The ventral surface of the trunk segments features pores arranged in a fairly wide transverse band on the posterior part of each sternite from the first to the penultimate leg-bearing segments. A large deep V-shaped pit appears on the sternites from the second segment to the eighth or ninth segment. The basal element of each of the ultimate legs (coxopleuron) features 15 to 17 small pores. The ultimate legs are swollen in the male.

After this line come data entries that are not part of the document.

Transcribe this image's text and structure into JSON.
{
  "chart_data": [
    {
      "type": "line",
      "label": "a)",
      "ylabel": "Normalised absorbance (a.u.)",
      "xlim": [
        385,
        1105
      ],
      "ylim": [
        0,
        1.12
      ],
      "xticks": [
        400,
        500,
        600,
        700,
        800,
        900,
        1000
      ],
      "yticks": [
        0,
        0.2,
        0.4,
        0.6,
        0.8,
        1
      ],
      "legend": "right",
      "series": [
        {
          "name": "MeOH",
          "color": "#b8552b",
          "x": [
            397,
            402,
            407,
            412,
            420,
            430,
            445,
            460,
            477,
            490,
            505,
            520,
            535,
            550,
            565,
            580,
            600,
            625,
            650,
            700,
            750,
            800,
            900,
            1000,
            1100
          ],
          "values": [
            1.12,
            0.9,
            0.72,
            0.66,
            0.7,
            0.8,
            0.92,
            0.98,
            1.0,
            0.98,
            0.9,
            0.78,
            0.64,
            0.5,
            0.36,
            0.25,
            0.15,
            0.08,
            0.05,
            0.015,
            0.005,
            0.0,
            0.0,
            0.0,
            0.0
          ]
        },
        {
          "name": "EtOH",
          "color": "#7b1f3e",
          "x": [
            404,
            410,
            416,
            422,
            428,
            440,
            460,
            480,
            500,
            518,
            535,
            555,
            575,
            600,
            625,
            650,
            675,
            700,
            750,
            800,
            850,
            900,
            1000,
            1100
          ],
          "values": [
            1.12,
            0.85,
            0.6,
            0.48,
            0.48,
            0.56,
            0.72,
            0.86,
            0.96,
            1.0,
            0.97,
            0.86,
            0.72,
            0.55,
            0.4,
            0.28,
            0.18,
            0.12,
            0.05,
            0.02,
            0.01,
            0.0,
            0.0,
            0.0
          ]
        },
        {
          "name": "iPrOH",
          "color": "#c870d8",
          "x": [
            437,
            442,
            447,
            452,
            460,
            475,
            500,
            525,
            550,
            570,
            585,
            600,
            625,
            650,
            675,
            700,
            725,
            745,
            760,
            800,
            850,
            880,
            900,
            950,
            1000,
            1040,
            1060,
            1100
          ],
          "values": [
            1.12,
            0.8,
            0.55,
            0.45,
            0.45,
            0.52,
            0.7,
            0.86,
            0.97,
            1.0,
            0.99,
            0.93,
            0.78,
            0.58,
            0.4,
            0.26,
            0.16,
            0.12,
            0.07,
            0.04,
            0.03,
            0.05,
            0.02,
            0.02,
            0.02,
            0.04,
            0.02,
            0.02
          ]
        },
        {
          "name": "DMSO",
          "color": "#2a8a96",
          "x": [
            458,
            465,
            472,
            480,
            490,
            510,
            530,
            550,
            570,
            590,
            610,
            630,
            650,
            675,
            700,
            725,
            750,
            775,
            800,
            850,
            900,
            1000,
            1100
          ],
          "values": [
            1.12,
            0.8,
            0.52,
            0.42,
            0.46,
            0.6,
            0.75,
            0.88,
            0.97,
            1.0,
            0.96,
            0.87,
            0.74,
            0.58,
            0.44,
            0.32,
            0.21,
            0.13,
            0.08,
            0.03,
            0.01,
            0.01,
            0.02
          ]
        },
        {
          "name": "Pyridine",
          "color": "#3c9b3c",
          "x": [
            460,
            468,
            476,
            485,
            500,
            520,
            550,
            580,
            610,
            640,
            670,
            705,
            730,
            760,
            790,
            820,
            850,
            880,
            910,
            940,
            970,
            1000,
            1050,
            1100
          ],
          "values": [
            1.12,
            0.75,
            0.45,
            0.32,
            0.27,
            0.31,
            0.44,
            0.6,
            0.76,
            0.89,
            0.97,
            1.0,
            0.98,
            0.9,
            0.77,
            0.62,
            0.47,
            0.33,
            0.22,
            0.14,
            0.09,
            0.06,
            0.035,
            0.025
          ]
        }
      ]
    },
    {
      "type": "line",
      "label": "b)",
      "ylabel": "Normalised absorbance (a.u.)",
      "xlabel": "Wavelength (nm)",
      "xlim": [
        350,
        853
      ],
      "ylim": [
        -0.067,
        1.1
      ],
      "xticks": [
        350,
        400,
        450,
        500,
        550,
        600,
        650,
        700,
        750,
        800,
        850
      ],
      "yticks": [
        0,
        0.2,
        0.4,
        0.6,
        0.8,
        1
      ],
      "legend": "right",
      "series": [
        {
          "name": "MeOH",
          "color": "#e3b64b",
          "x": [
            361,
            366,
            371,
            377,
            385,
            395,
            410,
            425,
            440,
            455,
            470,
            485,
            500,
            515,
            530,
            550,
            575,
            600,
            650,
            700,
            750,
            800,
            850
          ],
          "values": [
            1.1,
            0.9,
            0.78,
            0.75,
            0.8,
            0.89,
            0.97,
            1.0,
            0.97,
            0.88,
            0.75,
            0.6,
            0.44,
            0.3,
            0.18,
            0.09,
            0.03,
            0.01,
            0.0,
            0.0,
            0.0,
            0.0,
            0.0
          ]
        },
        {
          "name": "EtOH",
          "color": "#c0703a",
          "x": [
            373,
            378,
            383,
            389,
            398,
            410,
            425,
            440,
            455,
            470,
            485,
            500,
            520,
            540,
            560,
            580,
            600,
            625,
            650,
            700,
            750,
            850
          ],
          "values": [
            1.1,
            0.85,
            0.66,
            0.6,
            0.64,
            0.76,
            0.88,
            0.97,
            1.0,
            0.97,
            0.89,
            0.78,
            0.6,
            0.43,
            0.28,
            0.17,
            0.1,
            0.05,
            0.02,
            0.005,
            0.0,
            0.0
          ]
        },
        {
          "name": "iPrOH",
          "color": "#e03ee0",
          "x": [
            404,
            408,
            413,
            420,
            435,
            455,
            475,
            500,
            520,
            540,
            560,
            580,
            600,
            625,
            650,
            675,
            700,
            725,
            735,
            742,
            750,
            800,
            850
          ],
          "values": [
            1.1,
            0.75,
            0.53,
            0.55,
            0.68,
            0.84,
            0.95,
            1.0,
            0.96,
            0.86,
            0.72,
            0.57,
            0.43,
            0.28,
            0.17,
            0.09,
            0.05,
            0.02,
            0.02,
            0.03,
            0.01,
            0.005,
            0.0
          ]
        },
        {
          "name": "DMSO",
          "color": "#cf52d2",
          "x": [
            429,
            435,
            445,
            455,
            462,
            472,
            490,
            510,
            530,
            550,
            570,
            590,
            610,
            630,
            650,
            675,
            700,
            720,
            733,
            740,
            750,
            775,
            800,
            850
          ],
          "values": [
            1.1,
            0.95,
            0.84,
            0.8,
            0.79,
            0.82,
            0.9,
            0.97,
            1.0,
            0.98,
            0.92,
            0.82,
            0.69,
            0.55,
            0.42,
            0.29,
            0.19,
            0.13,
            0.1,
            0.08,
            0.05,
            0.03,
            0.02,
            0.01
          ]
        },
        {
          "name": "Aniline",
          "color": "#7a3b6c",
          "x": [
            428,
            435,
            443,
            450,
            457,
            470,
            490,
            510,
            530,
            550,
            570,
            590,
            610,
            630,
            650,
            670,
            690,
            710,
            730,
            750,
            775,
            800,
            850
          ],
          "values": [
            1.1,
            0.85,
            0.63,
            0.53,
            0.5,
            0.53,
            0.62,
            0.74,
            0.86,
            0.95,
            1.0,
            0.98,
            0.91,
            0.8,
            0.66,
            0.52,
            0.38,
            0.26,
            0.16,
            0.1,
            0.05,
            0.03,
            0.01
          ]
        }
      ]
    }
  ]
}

This species shares many traits with the other two species of Portoricona, P. carbetensis and P. socia. For example, in all three species, the head is longer than wide, the middle of the labrum is prominent and convex and bears teeth, and lappets project from the telopodites of the first maxillae. Furthermore, in all three species, the forcipular sternite features a pair of complete chitin lines, and the base of the ultimate article of the forcipule bears a tooth. Moreover, in all three species, pore fields appear on the sternites from the first to the penultimate segments, a V-shaped pit appears in the middle of some of the anterior sternites, and numerous pores appear on the coxopleura.

The species P. adjunta can be distinguished from the other two species in this genus, however, based on other traits. For example, whereas P. adjunta features only 39 leg pairs in the male and 41 pairs in the female, each of the other two species feature 51 pairs in the male and at least 53 pairs in the female. Furthermore, the pores on the sternites are divided into two groups on each segment in P. carbetensis but arranged in an undivided transverse band on each segment in P. adjunta. Moreover, the V-shaped pit on the anterior sternites is larger and deeper in P. adjunta than in P. socia, which features pits that are smaller, shallower, and more rounded.